À en juger par la personnalité de Ryoma, ils avaient supposé que même s’il n’avait pas recours à la force, il enverrait au moins un messager pour se plaindre.
« Et honnêtement, je ne pense pas que les provoquer maintenant soit une bonne idée… Nous ferions mieux de surveiller le comte Salzberg et Epire, je ne veux donc pas que nous ayons plus d’ennemis sur les bras pour l’instant. De plus, c’est à nous qu’on reproche de nous être faufilés dans leur village. Alors pour l’instant, je me suis dit qu’on devrait les laisser tranquilles. »
Pour conclure, Ryoma avait dessiné un grand cercle rouge sur la carte autour du nord de Wortenia, un cercle qui entourait environ un quart de la péninsule. En d’autres termes, ce cercle était leur frontière avec le territoire des demi-hommes.
Lione fit un signe de tête profond.
« Je suppose que c’est logique… le royaume de Xarooda est dans un état chaotique en ce moment, alors il vaut mieux ne pas se faire d’ennemis, hein ? Et je suppose qu’on ne peut pas être trop en colère vu que c’est nous qui sommes entrés sur leur territoire… »
Les enseignements de l’Église de la Lumière postulaient que les demi-hommes étaient des existences souillées qui devaient être systématiquement tuées, mais Lione n’avait aucune aversion particulière pour eux. Elle était prête à se battre contre les demi-hommes si le besoin s’en faisait sentir, mais n’avait pas l’intention de les contrarier volontairement.

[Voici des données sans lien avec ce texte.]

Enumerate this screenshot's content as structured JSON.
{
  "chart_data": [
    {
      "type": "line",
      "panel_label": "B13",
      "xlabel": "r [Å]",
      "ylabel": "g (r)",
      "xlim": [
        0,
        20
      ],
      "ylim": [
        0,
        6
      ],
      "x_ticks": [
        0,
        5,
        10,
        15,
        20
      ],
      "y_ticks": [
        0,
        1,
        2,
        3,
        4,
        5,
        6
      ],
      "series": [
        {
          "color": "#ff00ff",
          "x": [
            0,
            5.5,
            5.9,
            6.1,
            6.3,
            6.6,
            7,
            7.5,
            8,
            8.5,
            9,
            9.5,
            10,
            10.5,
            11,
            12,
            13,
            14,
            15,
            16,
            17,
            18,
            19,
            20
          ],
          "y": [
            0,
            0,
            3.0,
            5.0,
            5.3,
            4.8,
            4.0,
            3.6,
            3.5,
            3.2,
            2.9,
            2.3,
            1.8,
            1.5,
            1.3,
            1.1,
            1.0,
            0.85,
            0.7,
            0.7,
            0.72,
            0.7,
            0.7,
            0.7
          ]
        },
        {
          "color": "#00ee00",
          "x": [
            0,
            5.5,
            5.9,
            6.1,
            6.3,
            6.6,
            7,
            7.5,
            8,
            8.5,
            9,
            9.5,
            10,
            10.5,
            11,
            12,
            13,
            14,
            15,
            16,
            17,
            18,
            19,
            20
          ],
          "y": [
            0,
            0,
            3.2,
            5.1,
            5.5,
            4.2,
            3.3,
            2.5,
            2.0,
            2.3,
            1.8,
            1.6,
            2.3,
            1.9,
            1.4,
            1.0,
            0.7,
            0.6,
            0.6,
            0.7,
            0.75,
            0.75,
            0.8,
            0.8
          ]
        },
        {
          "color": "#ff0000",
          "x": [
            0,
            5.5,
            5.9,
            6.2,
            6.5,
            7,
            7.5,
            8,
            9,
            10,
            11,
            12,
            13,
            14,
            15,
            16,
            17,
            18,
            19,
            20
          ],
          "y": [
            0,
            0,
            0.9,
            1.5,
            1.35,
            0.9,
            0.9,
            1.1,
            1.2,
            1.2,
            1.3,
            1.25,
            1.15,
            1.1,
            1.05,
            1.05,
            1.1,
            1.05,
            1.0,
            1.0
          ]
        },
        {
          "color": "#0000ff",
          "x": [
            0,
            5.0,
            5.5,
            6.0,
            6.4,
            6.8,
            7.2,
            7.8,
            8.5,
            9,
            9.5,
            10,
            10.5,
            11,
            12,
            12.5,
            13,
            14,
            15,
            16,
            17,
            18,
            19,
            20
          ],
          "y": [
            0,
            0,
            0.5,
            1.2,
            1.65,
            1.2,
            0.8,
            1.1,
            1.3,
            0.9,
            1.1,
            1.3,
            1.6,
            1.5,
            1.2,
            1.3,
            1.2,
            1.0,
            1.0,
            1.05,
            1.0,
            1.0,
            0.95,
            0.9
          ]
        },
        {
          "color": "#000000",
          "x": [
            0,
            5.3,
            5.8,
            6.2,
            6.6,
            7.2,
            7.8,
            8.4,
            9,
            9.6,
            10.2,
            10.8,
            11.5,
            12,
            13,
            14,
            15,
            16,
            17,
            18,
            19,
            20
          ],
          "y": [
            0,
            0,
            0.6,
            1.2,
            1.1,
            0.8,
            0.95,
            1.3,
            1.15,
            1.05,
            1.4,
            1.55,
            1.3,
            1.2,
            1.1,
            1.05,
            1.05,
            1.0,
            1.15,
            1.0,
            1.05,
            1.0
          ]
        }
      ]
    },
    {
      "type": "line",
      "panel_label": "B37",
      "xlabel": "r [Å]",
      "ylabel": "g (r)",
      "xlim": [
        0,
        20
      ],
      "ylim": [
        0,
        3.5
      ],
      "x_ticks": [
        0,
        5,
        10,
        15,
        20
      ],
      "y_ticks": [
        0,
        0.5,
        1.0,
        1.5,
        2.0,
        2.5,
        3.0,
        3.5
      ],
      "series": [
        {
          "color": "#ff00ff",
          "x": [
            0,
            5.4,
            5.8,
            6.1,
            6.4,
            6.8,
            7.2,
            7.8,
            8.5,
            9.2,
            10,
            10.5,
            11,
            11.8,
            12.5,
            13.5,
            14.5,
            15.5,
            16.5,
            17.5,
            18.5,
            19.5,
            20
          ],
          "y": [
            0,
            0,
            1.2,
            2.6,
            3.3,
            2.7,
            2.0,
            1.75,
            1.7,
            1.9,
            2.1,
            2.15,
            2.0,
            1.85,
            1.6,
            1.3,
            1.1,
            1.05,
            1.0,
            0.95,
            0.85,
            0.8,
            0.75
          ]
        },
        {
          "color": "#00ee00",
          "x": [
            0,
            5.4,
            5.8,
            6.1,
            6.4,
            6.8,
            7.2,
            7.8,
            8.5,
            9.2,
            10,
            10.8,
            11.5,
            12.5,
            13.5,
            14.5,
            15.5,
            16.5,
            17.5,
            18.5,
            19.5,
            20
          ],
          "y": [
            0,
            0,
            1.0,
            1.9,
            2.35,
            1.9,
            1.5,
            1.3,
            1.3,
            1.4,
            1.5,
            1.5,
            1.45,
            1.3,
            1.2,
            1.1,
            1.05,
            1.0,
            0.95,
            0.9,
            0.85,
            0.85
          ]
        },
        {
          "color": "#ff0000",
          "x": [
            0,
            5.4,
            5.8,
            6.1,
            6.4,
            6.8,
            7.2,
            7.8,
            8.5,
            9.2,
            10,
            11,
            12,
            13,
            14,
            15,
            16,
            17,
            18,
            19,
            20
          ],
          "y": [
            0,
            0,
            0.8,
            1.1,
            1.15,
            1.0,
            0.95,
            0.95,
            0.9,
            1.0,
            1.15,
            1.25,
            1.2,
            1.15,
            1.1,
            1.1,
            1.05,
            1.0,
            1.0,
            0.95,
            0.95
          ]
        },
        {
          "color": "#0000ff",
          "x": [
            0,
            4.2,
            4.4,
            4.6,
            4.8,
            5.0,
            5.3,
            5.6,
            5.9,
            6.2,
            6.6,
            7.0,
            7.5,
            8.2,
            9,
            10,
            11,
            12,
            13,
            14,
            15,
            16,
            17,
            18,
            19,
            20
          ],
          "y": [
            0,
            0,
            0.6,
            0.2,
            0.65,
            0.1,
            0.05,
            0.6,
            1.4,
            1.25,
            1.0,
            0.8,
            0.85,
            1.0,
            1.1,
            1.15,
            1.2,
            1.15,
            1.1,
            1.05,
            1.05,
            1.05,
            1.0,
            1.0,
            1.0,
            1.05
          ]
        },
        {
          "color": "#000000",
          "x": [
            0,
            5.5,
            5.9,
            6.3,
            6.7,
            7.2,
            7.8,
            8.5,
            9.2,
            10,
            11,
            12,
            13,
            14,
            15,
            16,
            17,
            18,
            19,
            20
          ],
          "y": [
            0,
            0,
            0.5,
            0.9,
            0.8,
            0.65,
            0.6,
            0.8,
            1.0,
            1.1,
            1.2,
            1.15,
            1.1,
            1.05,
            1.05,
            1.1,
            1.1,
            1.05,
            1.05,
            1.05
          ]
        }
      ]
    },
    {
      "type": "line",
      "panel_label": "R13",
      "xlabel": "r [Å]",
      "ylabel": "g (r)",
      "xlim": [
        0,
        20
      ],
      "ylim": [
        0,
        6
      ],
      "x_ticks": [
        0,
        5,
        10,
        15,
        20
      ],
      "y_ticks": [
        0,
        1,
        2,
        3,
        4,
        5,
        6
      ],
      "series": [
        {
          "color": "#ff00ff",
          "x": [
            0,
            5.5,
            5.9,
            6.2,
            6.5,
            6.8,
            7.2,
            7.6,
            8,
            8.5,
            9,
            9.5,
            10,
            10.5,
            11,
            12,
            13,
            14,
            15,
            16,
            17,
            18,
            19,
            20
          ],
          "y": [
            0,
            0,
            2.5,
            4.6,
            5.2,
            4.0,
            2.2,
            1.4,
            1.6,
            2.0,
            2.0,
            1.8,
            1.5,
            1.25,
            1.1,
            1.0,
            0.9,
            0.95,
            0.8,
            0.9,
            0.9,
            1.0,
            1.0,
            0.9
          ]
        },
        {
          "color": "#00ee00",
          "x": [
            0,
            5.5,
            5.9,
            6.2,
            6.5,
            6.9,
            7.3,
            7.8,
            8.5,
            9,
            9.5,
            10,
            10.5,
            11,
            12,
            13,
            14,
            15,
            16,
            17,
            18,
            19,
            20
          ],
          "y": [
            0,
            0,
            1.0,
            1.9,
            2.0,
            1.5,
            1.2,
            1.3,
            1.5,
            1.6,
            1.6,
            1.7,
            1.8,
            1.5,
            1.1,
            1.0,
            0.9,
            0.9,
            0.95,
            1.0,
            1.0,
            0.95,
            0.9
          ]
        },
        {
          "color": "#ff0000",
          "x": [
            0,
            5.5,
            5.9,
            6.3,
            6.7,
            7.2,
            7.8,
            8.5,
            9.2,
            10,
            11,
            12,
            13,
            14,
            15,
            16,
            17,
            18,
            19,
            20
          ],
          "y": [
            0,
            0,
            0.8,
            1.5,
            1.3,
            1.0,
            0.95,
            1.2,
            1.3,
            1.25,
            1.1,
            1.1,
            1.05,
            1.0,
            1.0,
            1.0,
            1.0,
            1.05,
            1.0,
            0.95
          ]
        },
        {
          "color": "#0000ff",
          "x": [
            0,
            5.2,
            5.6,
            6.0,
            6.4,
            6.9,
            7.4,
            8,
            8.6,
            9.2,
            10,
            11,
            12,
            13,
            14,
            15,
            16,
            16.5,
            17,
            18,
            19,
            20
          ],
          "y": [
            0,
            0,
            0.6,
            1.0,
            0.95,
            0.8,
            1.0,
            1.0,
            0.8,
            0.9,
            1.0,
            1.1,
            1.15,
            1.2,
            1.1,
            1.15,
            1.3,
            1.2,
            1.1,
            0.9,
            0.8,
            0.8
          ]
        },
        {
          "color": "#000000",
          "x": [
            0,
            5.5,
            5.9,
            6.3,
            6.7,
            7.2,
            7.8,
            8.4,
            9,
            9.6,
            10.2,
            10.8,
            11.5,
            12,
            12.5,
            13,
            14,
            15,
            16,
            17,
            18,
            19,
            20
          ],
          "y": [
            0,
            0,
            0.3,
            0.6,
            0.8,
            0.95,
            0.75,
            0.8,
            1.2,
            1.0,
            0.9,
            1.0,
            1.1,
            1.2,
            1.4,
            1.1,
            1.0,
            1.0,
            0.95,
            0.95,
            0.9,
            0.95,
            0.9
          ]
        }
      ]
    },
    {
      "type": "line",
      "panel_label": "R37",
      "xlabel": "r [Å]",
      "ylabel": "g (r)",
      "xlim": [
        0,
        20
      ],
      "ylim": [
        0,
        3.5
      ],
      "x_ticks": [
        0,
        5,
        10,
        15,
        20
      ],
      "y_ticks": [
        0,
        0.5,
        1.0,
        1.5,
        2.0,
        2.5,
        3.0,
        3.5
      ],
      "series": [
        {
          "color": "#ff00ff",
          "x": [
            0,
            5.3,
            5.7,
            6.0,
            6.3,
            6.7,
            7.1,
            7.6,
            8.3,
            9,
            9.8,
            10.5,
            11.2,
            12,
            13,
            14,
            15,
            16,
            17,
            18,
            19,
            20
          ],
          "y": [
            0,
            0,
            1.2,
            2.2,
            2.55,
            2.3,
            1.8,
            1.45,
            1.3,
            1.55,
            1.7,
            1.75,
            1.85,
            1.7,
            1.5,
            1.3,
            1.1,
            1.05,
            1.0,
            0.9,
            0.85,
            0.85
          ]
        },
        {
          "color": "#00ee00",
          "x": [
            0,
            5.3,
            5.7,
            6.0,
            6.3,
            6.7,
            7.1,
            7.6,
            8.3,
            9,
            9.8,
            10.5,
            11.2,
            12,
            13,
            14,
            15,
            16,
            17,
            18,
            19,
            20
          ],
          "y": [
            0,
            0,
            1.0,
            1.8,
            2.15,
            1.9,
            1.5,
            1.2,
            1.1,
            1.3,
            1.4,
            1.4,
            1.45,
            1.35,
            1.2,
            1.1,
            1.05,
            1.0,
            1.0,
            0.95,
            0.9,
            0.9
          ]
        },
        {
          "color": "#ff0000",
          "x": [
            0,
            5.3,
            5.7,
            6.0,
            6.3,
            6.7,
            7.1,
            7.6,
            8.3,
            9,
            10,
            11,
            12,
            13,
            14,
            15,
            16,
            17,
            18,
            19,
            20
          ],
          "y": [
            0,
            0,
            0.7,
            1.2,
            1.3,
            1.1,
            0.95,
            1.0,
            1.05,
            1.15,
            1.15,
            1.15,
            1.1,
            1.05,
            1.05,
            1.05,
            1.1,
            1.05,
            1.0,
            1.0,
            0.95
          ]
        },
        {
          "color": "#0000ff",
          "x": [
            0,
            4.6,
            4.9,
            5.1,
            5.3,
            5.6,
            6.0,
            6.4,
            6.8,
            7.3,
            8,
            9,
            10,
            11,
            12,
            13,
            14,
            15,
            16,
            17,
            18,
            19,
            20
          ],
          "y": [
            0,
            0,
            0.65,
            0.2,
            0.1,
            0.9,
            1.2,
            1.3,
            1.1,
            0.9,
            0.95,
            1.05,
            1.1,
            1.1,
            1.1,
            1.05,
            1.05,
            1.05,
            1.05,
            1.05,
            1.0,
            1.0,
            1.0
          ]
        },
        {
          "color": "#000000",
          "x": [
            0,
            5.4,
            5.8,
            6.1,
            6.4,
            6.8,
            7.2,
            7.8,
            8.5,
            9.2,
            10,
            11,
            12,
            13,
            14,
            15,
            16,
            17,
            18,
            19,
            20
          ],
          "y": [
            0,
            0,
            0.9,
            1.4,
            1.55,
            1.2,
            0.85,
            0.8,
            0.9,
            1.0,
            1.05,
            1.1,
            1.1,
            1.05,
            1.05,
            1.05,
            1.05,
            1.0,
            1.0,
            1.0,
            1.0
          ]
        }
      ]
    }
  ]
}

Et surtout, la façon de penser de Ryoma était très rationnelle et impartiale. La façon dont il avait admis qu’ils avaient tort dans cette affaire et n’avait pas cherché à se venger pour ce qui avait été fait à ses subordonnés était une décision que Lione avait considérée favorablement. La question des demi-hommes ayant été mise de côté, Lione aborda le problème suivant qu’ils devaient résoudre.
« Mais qu’en est-il des pirates ? Nous aurons des ennuis si Simone finit ses préparatifs, mais que nous n’avons pas de port pour les recevoir, n’est-ce pas ? »
La présence des pirates était un obstacle majeur au pacte secret de Ryoma avec Simone. Les manipuler était un problème majeur, qu’il s’agisse de les persuader de partir ou de les éloigner de force. Lione n’avait pas eu le loisir d’interroger Ryoma à ce sujet en raison de sa charge de travail, mais elle voulait savoir comment il avait décidé de traiter avec les pirates.
« Je ne peux dire qu’une chose à ce sujet. Honnêtement, mon pays n’a pas besoin de pirates. »
Ryoma répondit à sa question par un léger haussement d’épaules.
Un petit feu avait été allumé dans la grande tente, ce qui avait permis de garder l’endroit au chaud, mais malgré cela, tout le monde avait ressenti un frisson glacial à la suite des paroles de Ryoma. Et ce, malgré le fait qu’il était toujours aussi calme et recueilli. Mais aucune des personnes présentes dans cette tente ne s’était trompée sur le sens de ses paroles.
« Alors il va falloir les anéantir, hein… », murmura Lione.
C’était un murmure, mais tout le monde l’avait entendu trop clairement.